Monday, August 16, 2010

lamenting the death of the Capitol 6

Vancouver is like that girl that lived next door to me and I've watched her grow up over the years, turning from gregarious and down to earth to superficial and as a matter of fact. Cool as money can buy when she was never like that before, I used to drive up the mountain with her, smoke a joint and go for a walk in the woods. Now she pretends she doesn't know me when I pass her on the street.

Nope, I barely recognize her anymore. Her glass condos, worldly retail boutiques and fine dining establishments have replaced  luvafair, the house of clogs and the funky armadillo.
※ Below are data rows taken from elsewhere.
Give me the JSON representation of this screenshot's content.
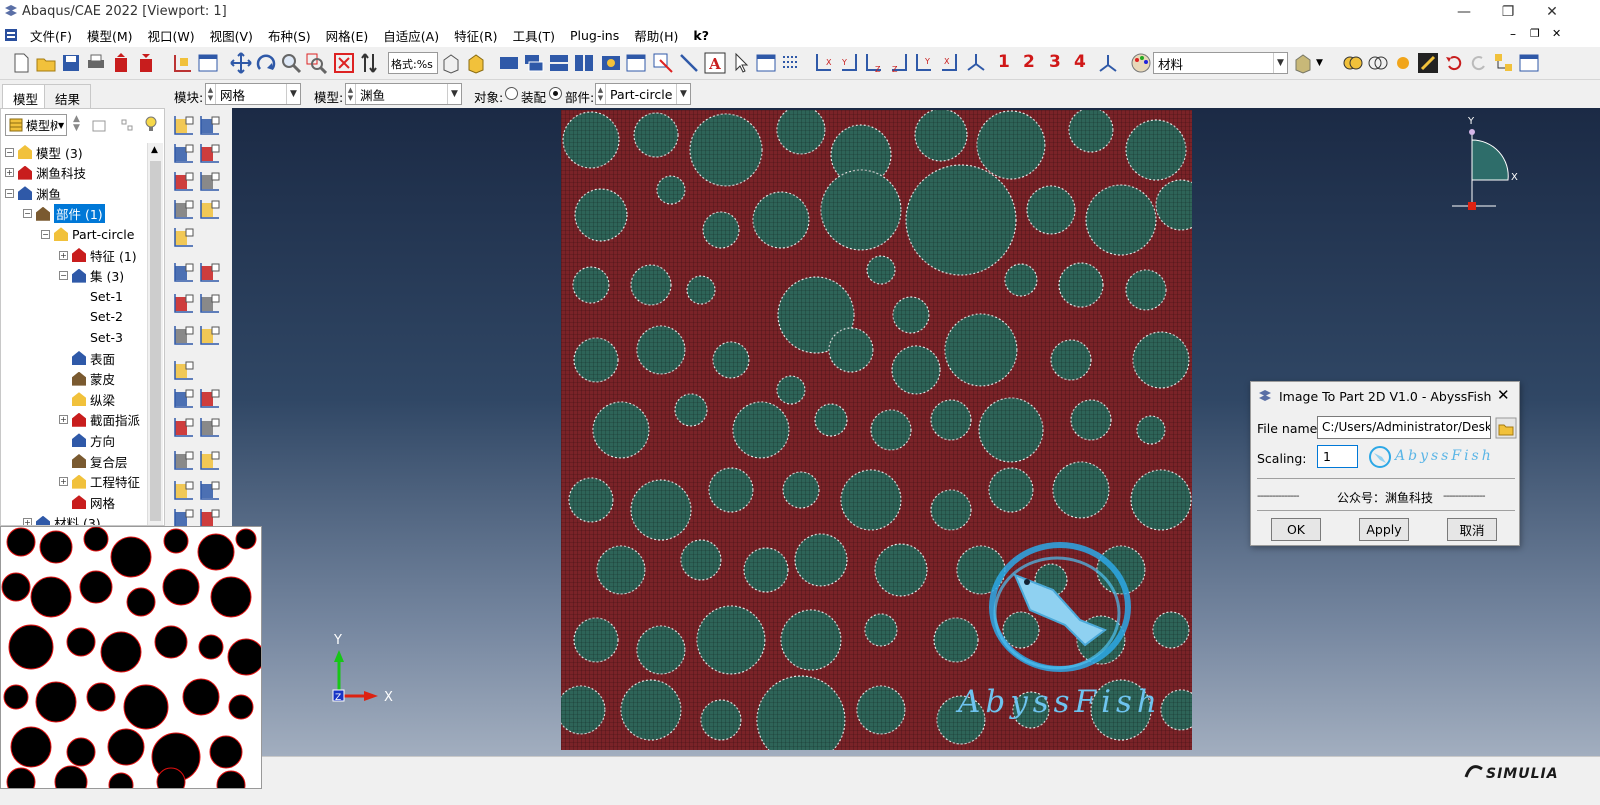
{
  "window": {
    "title": "Abaqus/CAE 2022 [Viewport: 1]",
    "minimize": "—",
    "restore": "❐",
    "close": "✕",
    "mdi_min": "–",
    "mdi_restore": "❐",
    "mdi_close": "✕"
  },
  "menu": [
    "文件(F)",
    "模型(M)",
    "视口(W)",
    "视图(V)",
    "布种(S)",
    "网格(E)",
    "自适应(A)",
    "特征(R)",
    "工具(T)",
    "Plug-ins",
    "帮助(H)",
    "k?"
  ],
  "toolbar": {
    "numbers": [
      "1",
      "2",
      "3",
      "4"
    ],
    "style_label": "格式:%s",
    "material_combo": "材料"
  },
  "context": {
    "module_label": "模块:",
    "module_value": "网格",
    "model_label": "模型:",
    "model_value": "渊鱼",
    "object_label": "对象:",
    "assembly_option": "装配",
    "part_option": "部件:",
    "part_value": "Part-circle"
  },
  "tabs": [
    "模型",
    "结果"
  ],
  "tree_combo": "模型树",
  "tree": [
    {
      "label": "模型 (3)",
      "level": 0,
      "exp": "minus"
    },
    {
      "label": "渊鱼科技",
      "level": 0,
      "exp": "plus"
    },
    {
      "label": "渊鱼",
      "level": 0,
      "exp": "minus"
    },
    {
      "label": "部件 (1)",
      "level": 1,
      "exp": "minus",
      "selected": true
    },
    {
      "label": "Part-circle",
      "level": 2,
      "exp": "minus"
    },
    {
      "label": "特征 (1)",
      "level": 3,
      "exp": "plus"
    },
    {
      "label": "集 (3)",
      "level": 3,
      "exp": "minus"
    },
    {
      "label": "Set-1",
      "level": 4
    },
    {
      "label": "Set-2",
      "level": 4
    },
    {
      "label": "Set-3",
      "level": 4
    },
    {
      "label": "表面",
      "level": 3
    },
    {
      "label": "蒙皮",
      "level": 3
    },
    {
      "label": "纵梁",
      "level": 3
    },
    {
      "label": "截面指派",
      "level": 3,
      "exp": "plus"
    },
    {
      "label": "方向",
      "level": 3
    },
    {
      "label": "复合层",
      "level": 3
    },
    {
      "label": "工程特征",
      "level": 3,
      "exp": "plus"
    },
    {
      "label": "网格",
      "level": 3
    },
    {
      "label": "材料 (3)",
      "level": 1,
      "exp": "plus"
    }
  ],
  "viewport": {
    "triad_x": "X",
    "triad_y": "Y",
    "triad_z": "Z",
    "mini_x": "X",
    "mini_y": "Y",
    "watermark": "AbyssFish"
  },
  "dialog": {
    "title": "Image To Part 2D V1.0 - AbyssFish",
    "file_label": "File name:",
    "file_value": "C:/Users/Administrator/Deskt",
    "scaling_label": "Scaling:",
    "scaling_value": "1",
    "logo_text": "AbyssFish",
    "divider_text": "公众号：渊鱼科技",
    "dashes": "--------------",
    "ok": "OK",
    "apply": "Apply",
    "cancel": "取消"
  },
  "status": {
    "brand": "SIMULIA"
  },
  "colors": {
    "mesh_bg": "#7a2328",
    "particle": "#2e6458",
    "accent_blue": "#0078d7"
  }
}
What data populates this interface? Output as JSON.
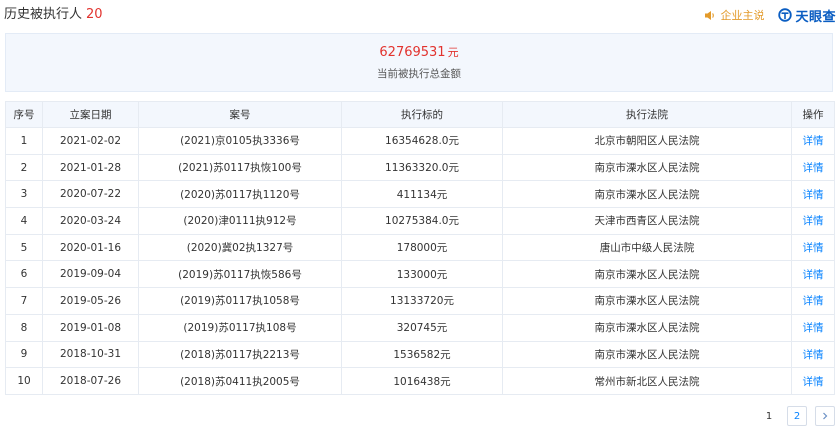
{
  "header": {
    "title": "历史被执行人",
    "count": "20",
    "claim_label": "企业主说",
    "logo_text": "天眼查",
    "accent_color": "#e2332e",
    "brand_color": "#0a5dc2",
    "link_color": "#0a84ff"
  },
  "summary": {
    "amount": "62769531",
    "unit": "元",
    "label": "当前被执行总金额"
  },
  "table": {
    "columns": [
      "序号",
      "立案日期",
      "案号",
      "执行标的",
      "执行法院",
      "操作"
    ],
    "rows": [
      {
        "no": "1",
        "date": "2021-02-02",
        "case": "(2021)京0105执3336号",
        "amount": "16354628.0元",
        "court": "北京市朝阳区人民法院",
        "action": "详情"
      },
      {
        "no": "2",
        "date": "2021-01-28",
        "case": "(2021)苏0117执恢100号",
        "amount": "11363320.0元",
        "court": "南京市溧水区人民法院",
        "action": "详情"
      },
      {
        "no": "3",
        "date": "2020-07-22",
        "case": "(2020)苏0117执1120号",
        "amount": "411134元",
        "court": "南京市溧水区人民法院",
        "action": "详情"
      },
      {
        "no": "4",
        "date": "2020-03-24",
        "case": "(2020)津0111执912号",
        "amount": "10275384.0元",
        "court": "天津市西青区人民法院",
        "action": "详情"
      },
      {
        "no": "5",
        "date": "2020-01-16",
        "case": "(2020)冀02执1327号",
        "amount": "178000元",
        "court": "唐山市中级人民法院",
        "action": "详情"
      },
      {
        "no": "6",
        "date": "2019-09-04",
        "case": "(2019)苏0117执恢586号",
        "amount": "133000元",
        "court": "南京市溧水区人民法院",
        "action": "详情"
      },
      {
        "no": "7",
        "date": "2019-05-26",
        "case": "(2019)苏0117执1058号",
        "amount": "13133720元",
        "court": "南京市溧水区人民法院",
        "action": "详情"
      },
      {
        "no": "8",
        "date": "2019-01-08",
        "case": "(2019)苏0117执108号",
        "amount": "320745元",
        "court": "南京市溧水区人民法院",
        "action": "详情"
      },
      {
        "no": "9",
        "date": "2018-10-31",
        "case": "(2018)苏0117执2213号",
        "amount": "1536582元",
        "court": "南京市溧水区人民法院",
        "action": "详情"
      },
      {
        "no": "10",
        "date": "2018-07-26",
        "case": "(2018)苏0411执2005号",
        "amount": "1016438元",
        "court": "常州市新北区人民法院",
        "action": "详情"
      }
    ]
  },
  "pagination": {
    "pages": [
      "1",
      "2"
    ],
    "current": "1",
    "next_icon": "chevron-right-icon"
  }
}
I feel the evolution of the Sugar Refinery is a perfect example of how Vancouver has changed. When I first went to the Sugar Refinery it was an afterhours/cafe that was only accessible from the alley. They served coffee from a household drip-coffee maker. Then they became a legitimate business, expanded their hours and moved the entrance to the front of Granville Street. They have recently re-opened as a cosmopolitan eating environment.


Half the places I used to hang out in this city of mine are now gone. Buildings are going up at record speed which means they are being demolished just as quickly. We've been hearing for years that we were going to be a "world=class city" and now that we are turning into one I can't help long for those days when we were just a great place to live.